Synopses & Reviews
This interdisciplinary study of legal and literary narratives argues that the novel's particular power to represent the interior life of its characters both challenges the law's definitions of criminal responsibility and reaffirms them. By means of connecting major novelists with prominent jurists and legal historians of the era, it offers profound new ways of thinking about the Victorian period.
Review
"[A] consistently intelligent study.... The value of this thoughtful book lies not just in adding to our understanding of the relationships between law and literature, but to debates about the developing Victorian notions of the inner self and of personal identity."--Studies in English Literature 1500-1900
"The Crime in Mind is at once learned and elegant. Rodensky's writing is as clear as writing about the law needs to be--and that of course is very clear.
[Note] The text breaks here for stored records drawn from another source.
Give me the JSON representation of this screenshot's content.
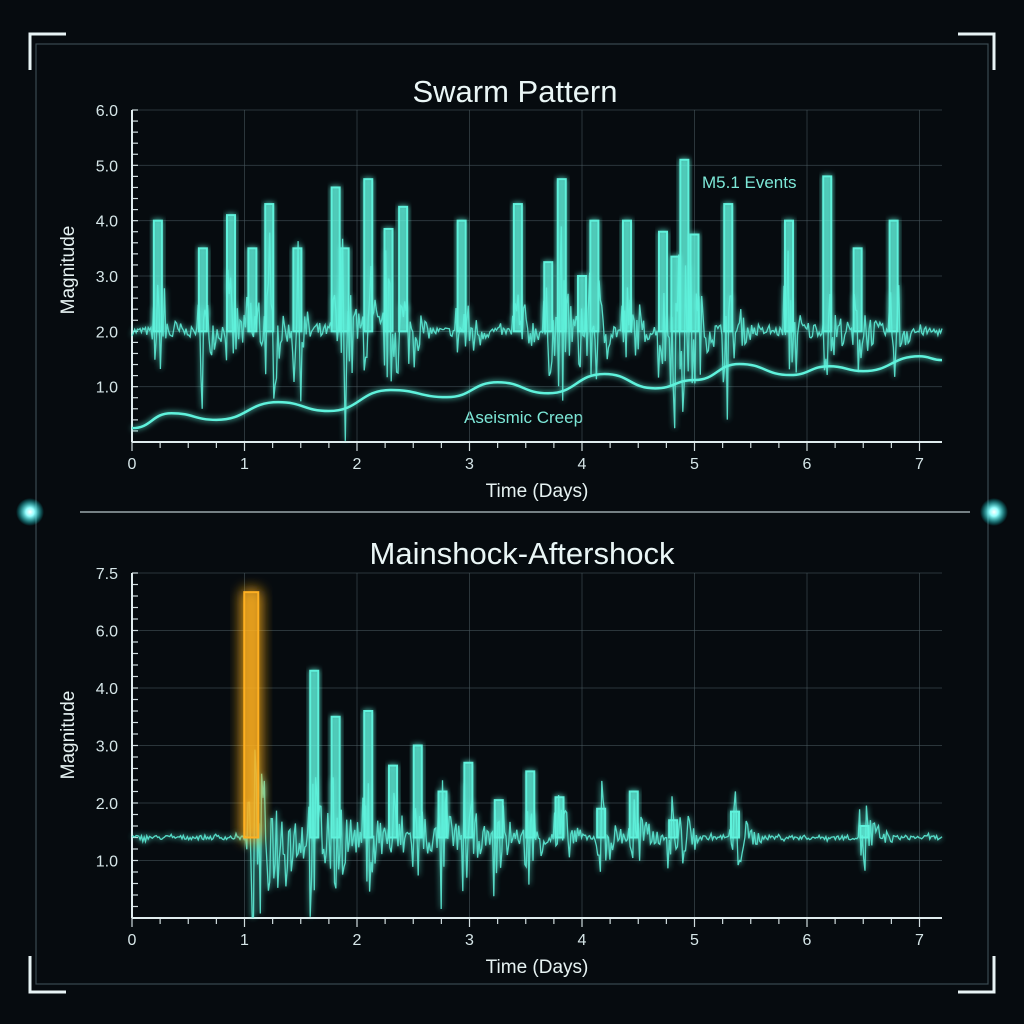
{
  "colors": {
    "background": "#060b0f",
    "accent": "#5ff2dc",
    "mainshock": "#ffb020",
    "frame": "#e8f4f6"
  },
  "chart_data": [
    {
      "type": "line",
      "title": "Swarm Pattern",
      "xlabel": "Time (Days)",
      "ylabel": "Magnitude",
      "xlim": [
        0,
        7.2
      ],
      "ylim": [
        0,
        6.0
      ],
      "xticks": [
        "0",
        "1",
        "2",
        "3",
        "4",
        "5",
        "6",
        "7"
      ],
      "yticks": [
        "1.0",
        "2.0",
        "3.0",
        "4.0",
        "5.0",
        "6.0"
      ],
      "grid": true,
      "baseline": 2.0,
      "series": [
        {
          "kind": "events",
          "x": [
            0.23,
            0.63,
            0.88,
            1.07,
            1.22,
            1.47,
            1.81,
            1.89,
            2.1,
            2.28,
            2.41,
            2.93,
            3.43,
            3.7,
            3.82,
            4.0,
            4.11,
            4.4,
            4.72,
            4.83,
            4.91,
            5.0,
            5.3,
            5.84,
            6.18,
            6.45,
            6.77
          ],
          "y": [
            4.0,
            3.5,
            4.1,
            3.5,
            4.3,
            3.5,
            4.6,
            3.5,
            4.75,
            3.85,
            4.25,
            4.0,
            4.3,
            3.25,
            4.75,
            3.0,
            4.0,
            4.0,
            3.8,
            3.35,
            5.1,
            3.75,
            4.3,
            4.0,
            4.8,
            3.5,
            4.0
          ]
        },
        {
          "name": "Aseismic Creep",
          "kind": "curve",
          "x": [
            0,
            0.35,
            0.75,
            1.3,
            1.75,
            2.3,
            2.8,
            3.25,
            3.7,
            4.2,
            4.65,
            5.0,
            5.4,
            5.85,
            6.2,
            6.5,
            7.0,
            7.2
          ],
          "y": [
            0.25,
            0.52,
            0.4,
            0.72,
            0.56,
            0.94,
            0.81,
            1.08,
            0.88,
            1.23,
            0.97,
            1.12,
            1.41,
            1.21,
            1.37,
            1.28,
            1.55,
            1.48
          ]
        }
      ],
      "annotations": [
        {
          "text": "M5.1 Events",
          "x": 5.07,
          "y": 4.6
        },
        {
          "text": "Aseismic Creep",
          "x": 2.95,
          "y": 0.45
        }
      ]
    },
    {
      "type": "line",
      "title": "Mainshock-Aftershock",
      "xlabel": "Time (Days)",
      "ylabel": "Magnitude",
      "xlim": [
        0,
        7.2
      ],
      "xticks": [
        "0",
        "1",
        "2",
        "3",
        "4",
        "5",
        "6",
        "7"
      ],
      "yticks": [
        "1.0",
        "2.0",
        "3.0",
        "4.0",
        "6.0",
        "7.5"
      ],
      "grid": true,
      "baseline": 1.4,
      "series": [
        {
          "name": "Mainshock",
          "kind": "events",
          "x": [
            1.06
          ],
          "y": [
            7.0
          ]
        },
        {
          "kind": "events",
          "x": [
            1.62,
            1.81,
            2.1,
            2.32,
            2.54,
            2.76,
            2.99,
            3.26,
            3.54,
            3.8,
            4.17,
            4.46,
            4.81,
            5.36,
            6.51
          ],
          "y": [
            4.6,
            3.5,
            3.6,
            2.65,
            3.0,
            2.2,
            2.7,
            2.05,
            2.55,
            2.1,
            1.9,
            2.2,
            1.7,
            1.85,
            1.6
          ]
        }
      ]
    }
  ]
}
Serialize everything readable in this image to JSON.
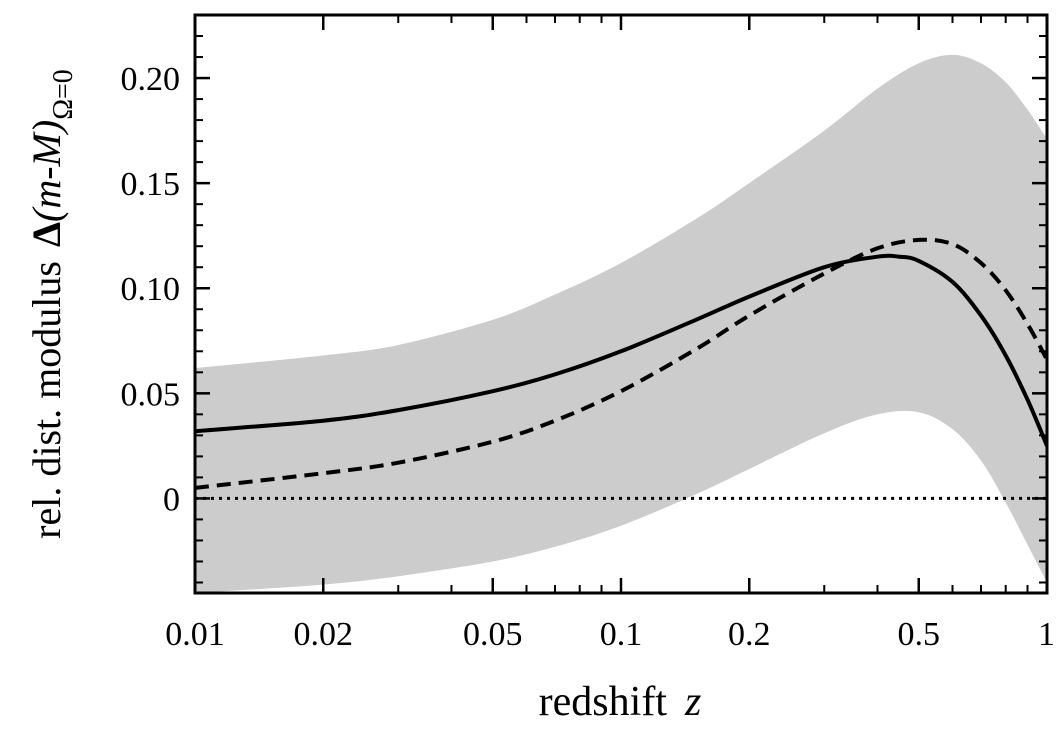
{
  "chart_data": {
    "type": "line",
    "xscale": "log",
    "xlim": [
      0.01,
      1
    ],
    "ylim": [
      -0.045,
      0.23
    ],
    "xlabel": {
      "text": "redshift",
      "var": "z"
    },
    "ylabel": {
      "text": "rel. dist. modulus",
      "delta": "Δ",
      "expr": "(m-M)",
      "subscript": "Ω=0"
    },
    "xticks": [
      {
        "value": 0.01,
        "label": "0.01"
      },
      {
        "value": 0.02,
        "label": "0.02"
      },
      {
        "value": 0.05,
        "label": "0.05"
      },
      {
        "value": 0.1,
        "label": "0.1"
      },
      {
        "value": 0.2,
        "label": "0.2"
      },
      {
        "value": 0.5,
        "label": "0.5"
      },
      {
        "value": 1,
        "label": "1"
      }
    ],
    "yticks": [
      {
        "value": 0,
        "label": "0"
      },
      {
        "value": 0.05,
        "label": "0.05"
      },
      {
        "value": 0.1,
        "label": "0.10"
      },
      {
        "value": 0.15,
        "label": "0.15"
      },
      {
        "value": 0.2,
        "label": "0.20"
      }
    ],
    "band": {
      "color": "#cccccc",
      "x": [
        0.01,
        0.02,
        0.03,
        0.05,
        0.07,
        0.1,
        0.15,
        0.2,
        0.3,
        0.4,
        0.5,
        0.6,
        0.7,
        0.8,
        0.9,
        1.0
      ],
      "upper": [
        0.062,
        0.068,
        0.073,
        0.085,
        0.097,
        0.112,
        0.133,
        0.15,
        0.175,
        0.195,
        0.207,
        0.211,
        0.207,
        0.198,
        0.185,
        0.171
      ],
      "lower": [
        -0.045,
        -0.041,
        -0.037,
        -0.03,
        -0.023,
        -0.013,
        0.002,
        0.014,
        0.031,
        0.04,
        0.041,
        0.033,
        0.018,
        -0.002,
        -0.022,
        -0.04
      ]
    },
    "series": [
      {
        "style": "solid",
        "color": "#000000",
        "x": [
          0.01,
          0.02,
          0.03,
          0.05,
          0.07,
          0.1,
          0.15,
          0.2,
          0.3,
          0.4,
          0.45,
          0.5,
          0.6,
          0.7,
          0.8,
          0.9,
          1.0
        ],
        "values": [
          0.032,
          0.037,
          0.042,
          0.051,
          0.059,
          0.07,
          0.085,
          0.096,
          0.11,
          0.115,
          0.115,
          0.113,
          0.103,
          0.087,
          0.068,
          0.047,
          0.025
        ]
      },
      {
        "style": "dashed",
        "color": "#000000",
        "x": [
          0.01,
          0.02,
          0.03,
          0.05,
          0.07,
          0.1,
          0.15,
          0.2,
          0.3,
          0.4,
          0.5,
          0.6,
          0.7,
          0.8,
          0.9,
          1.0
        ],
        "values": [
          0.005,
          0.012,
          0.017,
          0.027,
          0.037,
          0.051,
          0.071,
          0.087,
          0.107,
          0.119,
          0.123,
          0.121,
          0.112,
          0.099,
          0.083,
          0.066
        ]
      },
      {
        "style": "dotted",
        "color": "#000000",
        "x": [
          0.01,
          1.0
        ],
        "values": [
          0,
          0
        ]
      }
    ]
  }
}
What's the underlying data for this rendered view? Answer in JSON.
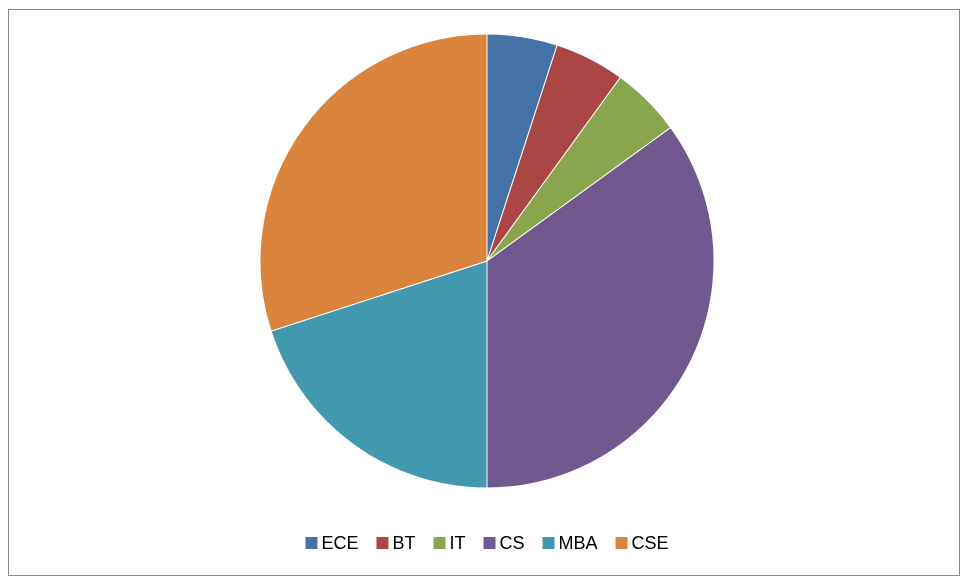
{
  "chart_data": {
    "type": "pie",
    "categories": [
      "ECE",
      "BT",
      "IT",
      "CS",
      "MBA",
      "CSE"
    ],
    "values": [
      5,
      5,
      5,
      35,
      20,
      30
    ],
    "colors": [
      "#4572a7",
      "#aa4643",
      "#89a54e",
      "#71588f",
      "#4198af",
      "#db843d"
    ],
    "start_angle": 0,
    "direction": "clockwise",
    "legend": "bottom"
  }
}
Her reading of James Fitzjames Stephen will be eye-opening for readers new to his work and will deservedly renew scholarly interest in one of the most remarkable members of a most remarkable family. This is a book that belongs on the shelf of any scholar of the Victorian novel as well as of Victorianists interested in cultural criticism, intellectual history, and the relations between literature and the law."--Robert Newsom, University of California, Irvine
"People are responsible for their actions and not for their thoughts alone, the law assumes. But the connection between the internal and external elements that must be made to prove a crime--between intent and act--often fades away under scrutiny, which can make it no simple matter to pin down responsibility for all kinds of wrongs. Delving into classics like Charles Dickens's Oliver Twist and George Eliot's Middlemarch, Lisa Rodensky explains how the influence of this arresting idea grew as a result of a remarkable interrelationship between law and literature. She has done an exceptional piece of scholarly work, and written a revelatory book."--Lincoln Caplan, Editor, Legal Affairs
"The Crime in Mind creates an intricate and compelling dialogue between nineteenth-century legal philosophers and Victorian novelists. Trained in both law and literature, Lisa Rodensky brings a marvelous gift for articulating distinctions to bear on the relations between thoughts and acts, acts and intentions, intentions and consequences. In the process, she offers some of the best commentary available on the activities of third-person narrators as they move in and out of their characters's minds."--Rosemarie Bodenheimer, Boston College
About the Author
Lisa Rodensky is Assistant Professor of English at Wellesley College.